My friends, I come before you with a gospel of truth to preach. As of late, I have strayed from the flock. I have sinned. And I have turned my back on the sacred tenets that I once held to be unquestionable.
But, friends, we must rejoice. For I have seen the folly of my ways. And, presently, I stand before you to recant the odious lies that I once believed so fervently.
I was lost.
But now I am found.
And now… I’m a born-again believer it’s not butter.
Praise be to the powers that have granted me this strength of clarity.
You see my friends, years ago, in the unblemished innocence of my youth, I too was a fervent believer that it was not butter. I was righteous. I was assured. And I had no reason to doubt the indisputable bonds of my own faith.
And, each and every day, as I would smear my pale-yellow “I Can’t Believe It’s Not Butter!”-brand margarine upon my daily bread… I would raise it into my mouth, taste of its sweet nectar. And, silently (with the inimitable power of conviction), I would whisper to myself: “No…No…”
“This can NOT be butter.”
If only I had stayed so untainted.
But, just like in the woeful Book of Genesis, I too was lured away from paradise — I too was ushered out of Eden and into the sinful Gomorrah of not being able to believe that it was not butter.
I can still remember how it all unfolded.
See, just a mere four months ago, as I was preparing a humble repast of cornbread and chili con carne after a long day of freelance copyediting, I was interrupted by my iniquitous roommate, Kevin, who was returning to our apartment after a licentious evening of adult recreational kickball.
And I, being the kind of man who cannot eat cornbread without some form of fat or oleo smeared upon it (anything to take away its vile dryness), I spake to my roommate and demanded quietly of him: “Hey man, can you get me some butter?”
Even now I wonder… did the depths of my folly know no bounds?
Because, then, with a sly flourish of deceit, Kevin (the wicked serpent) reached into the shadowy depths of our larder and passed me a spoonful of something. Yes, you heard me, my friends. Not butter… but something. A spoonful of a creamy, pale-yellow spread that was similar to butter.
But, in my heart of hearts, I knew that it was not (and could not be) butter.
If only I had trusted my better instincts…
If only I had not been so misguided…
Instead, I furrowed my brow and shellacked the duplicitous goo upon the surface of my delicious cornbread. And, as I took a bite, I spake through a mouth full of cornbread and margarine and LIES and I said: “Ok. But you promise that this is butter? Like, you’re 100% positive?”
Then Kevin, the great deceiver, replied: “Sure. Whatever.”

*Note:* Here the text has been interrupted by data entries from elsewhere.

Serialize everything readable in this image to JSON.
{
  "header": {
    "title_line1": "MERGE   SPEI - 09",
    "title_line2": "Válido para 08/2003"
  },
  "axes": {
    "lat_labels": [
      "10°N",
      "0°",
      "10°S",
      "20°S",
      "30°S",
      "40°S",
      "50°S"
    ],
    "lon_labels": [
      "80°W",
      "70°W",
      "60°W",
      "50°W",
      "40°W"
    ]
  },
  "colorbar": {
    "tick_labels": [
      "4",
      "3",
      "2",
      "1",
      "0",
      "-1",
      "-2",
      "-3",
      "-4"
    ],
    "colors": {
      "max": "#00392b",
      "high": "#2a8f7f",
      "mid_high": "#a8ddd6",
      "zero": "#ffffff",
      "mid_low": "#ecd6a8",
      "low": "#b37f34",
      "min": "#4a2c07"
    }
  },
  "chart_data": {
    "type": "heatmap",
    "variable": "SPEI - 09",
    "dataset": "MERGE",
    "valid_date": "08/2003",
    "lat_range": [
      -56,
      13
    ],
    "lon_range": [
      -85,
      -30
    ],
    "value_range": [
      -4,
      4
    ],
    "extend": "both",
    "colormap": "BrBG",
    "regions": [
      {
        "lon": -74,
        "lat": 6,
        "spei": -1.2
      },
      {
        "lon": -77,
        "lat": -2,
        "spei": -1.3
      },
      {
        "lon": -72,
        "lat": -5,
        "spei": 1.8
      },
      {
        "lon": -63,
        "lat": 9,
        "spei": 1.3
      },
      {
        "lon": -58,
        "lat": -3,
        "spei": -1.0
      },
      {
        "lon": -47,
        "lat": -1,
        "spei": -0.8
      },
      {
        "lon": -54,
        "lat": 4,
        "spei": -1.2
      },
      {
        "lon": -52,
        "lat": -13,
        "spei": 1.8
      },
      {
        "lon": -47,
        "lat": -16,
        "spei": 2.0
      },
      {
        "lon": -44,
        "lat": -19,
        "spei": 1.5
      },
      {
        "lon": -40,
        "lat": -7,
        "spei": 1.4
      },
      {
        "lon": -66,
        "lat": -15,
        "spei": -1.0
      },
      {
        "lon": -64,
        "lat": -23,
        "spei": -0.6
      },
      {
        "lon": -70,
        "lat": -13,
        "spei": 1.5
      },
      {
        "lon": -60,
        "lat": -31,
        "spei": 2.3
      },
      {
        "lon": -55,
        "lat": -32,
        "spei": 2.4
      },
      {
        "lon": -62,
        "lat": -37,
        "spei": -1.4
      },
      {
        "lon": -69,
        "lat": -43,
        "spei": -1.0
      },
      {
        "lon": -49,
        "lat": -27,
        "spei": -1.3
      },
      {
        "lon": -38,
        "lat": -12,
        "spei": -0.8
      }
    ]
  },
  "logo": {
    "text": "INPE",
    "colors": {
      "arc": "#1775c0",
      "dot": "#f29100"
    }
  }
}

And I replied: “Tastes good.”
And that was it.
That was how I fell from grace.
Not with a whimper. But with a loud and deafening roar.

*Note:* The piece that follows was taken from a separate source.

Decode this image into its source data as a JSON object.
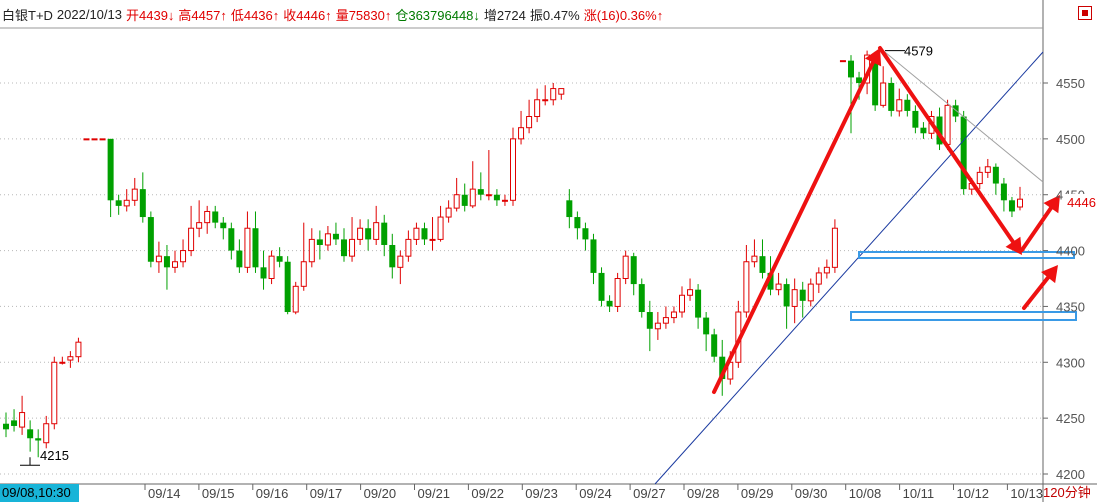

It was only months later, as I was searching through that self-same larder, when I came upon a small, plastic tub with the inscription “I Can’t Believe It’s Not Butter!” stamped upon it (like the scarlet letter of Hester Prynne).
Quelling a retch of revulsion, I slowly pried open the tub.

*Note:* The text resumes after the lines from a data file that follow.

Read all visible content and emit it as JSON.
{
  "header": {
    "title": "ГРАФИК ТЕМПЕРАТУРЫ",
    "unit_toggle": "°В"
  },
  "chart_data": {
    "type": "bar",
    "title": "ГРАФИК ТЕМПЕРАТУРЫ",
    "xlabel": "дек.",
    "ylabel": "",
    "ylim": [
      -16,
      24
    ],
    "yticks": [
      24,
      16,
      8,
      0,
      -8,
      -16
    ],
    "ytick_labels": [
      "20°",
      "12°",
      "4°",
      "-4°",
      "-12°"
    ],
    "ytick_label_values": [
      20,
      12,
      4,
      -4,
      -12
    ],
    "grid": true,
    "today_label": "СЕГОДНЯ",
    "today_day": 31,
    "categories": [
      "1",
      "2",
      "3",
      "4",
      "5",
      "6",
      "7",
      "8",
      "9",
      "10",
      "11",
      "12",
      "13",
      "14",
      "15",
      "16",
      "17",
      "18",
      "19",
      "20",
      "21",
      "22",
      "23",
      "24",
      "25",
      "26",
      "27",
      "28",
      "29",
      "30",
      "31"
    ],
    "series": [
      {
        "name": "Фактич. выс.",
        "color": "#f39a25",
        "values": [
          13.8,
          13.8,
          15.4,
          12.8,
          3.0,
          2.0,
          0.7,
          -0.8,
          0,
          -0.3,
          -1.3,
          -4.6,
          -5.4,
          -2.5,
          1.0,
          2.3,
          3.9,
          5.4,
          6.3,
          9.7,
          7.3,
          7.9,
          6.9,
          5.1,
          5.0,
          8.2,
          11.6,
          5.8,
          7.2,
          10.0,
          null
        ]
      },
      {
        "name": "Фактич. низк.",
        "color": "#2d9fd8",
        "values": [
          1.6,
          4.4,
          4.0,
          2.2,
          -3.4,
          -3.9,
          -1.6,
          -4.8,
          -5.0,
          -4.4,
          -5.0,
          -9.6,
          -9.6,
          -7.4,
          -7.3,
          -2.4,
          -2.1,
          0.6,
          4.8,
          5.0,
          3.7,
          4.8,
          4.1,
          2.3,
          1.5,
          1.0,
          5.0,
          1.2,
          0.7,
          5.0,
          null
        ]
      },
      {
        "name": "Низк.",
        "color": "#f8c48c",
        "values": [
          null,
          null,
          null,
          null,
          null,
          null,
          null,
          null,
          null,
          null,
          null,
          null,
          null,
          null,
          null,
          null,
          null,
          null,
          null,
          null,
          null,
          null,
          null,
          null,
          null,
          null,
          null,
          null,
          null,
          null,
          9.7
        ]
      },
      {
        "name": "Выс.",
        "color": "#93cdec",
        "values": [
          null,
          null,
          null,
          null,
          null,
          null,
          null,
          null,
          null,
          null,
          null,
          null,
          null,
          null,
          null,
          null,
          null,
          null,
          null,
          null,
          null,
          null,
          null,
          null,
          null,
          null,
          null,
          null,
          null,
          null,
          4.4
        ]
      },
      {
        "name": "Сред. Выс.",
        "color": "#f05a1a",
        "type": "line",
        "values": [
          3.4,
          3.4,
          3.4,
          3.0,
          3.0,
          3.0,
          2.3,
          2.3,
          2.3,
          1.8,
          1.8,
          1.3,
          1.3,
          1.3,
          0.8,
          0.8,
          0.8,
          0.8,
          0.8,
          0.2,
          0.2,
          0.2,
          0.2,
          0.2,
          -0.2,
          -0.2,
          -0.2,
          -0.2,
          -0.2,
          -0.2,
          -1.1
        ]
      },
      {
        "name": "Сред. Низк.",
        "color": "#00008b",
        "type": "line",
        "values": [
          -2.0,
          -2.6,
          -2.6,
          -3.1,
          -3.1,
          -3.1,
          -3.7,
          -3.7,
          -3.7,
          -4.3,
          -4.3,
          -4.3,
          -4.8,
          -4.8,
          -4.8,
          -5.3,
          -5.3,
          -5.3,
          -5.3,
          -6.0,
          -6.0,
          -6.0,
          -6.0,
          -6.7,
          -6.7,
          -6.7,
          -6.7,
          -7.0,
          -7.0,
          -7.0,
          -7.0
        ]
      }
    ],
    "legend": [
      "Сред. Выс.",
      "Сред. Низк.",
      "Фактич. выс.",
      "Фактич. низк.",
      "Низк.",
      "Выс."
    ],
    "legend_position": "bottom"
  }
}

It was filled with a creamy, pale-yellow something. Not butter… but something.
And that was the moment I began to weep.
For that was the moment when I realized just how much I had forsaken.
And so, my friends, I stand before you now as a stark testament to the necessity of faith. For, although we shall never have definitive proof that “I Can’t Believe It’s Not Butter!” is not actually butter, we must remain strong. And we must hold dearly onto the shroud of belief.
It’s not butter.
It cannot be butter.
It MUSTN’T be butter.
I beg of you to heed my arduous tale, friends… Lest the same temptation befalls you as well.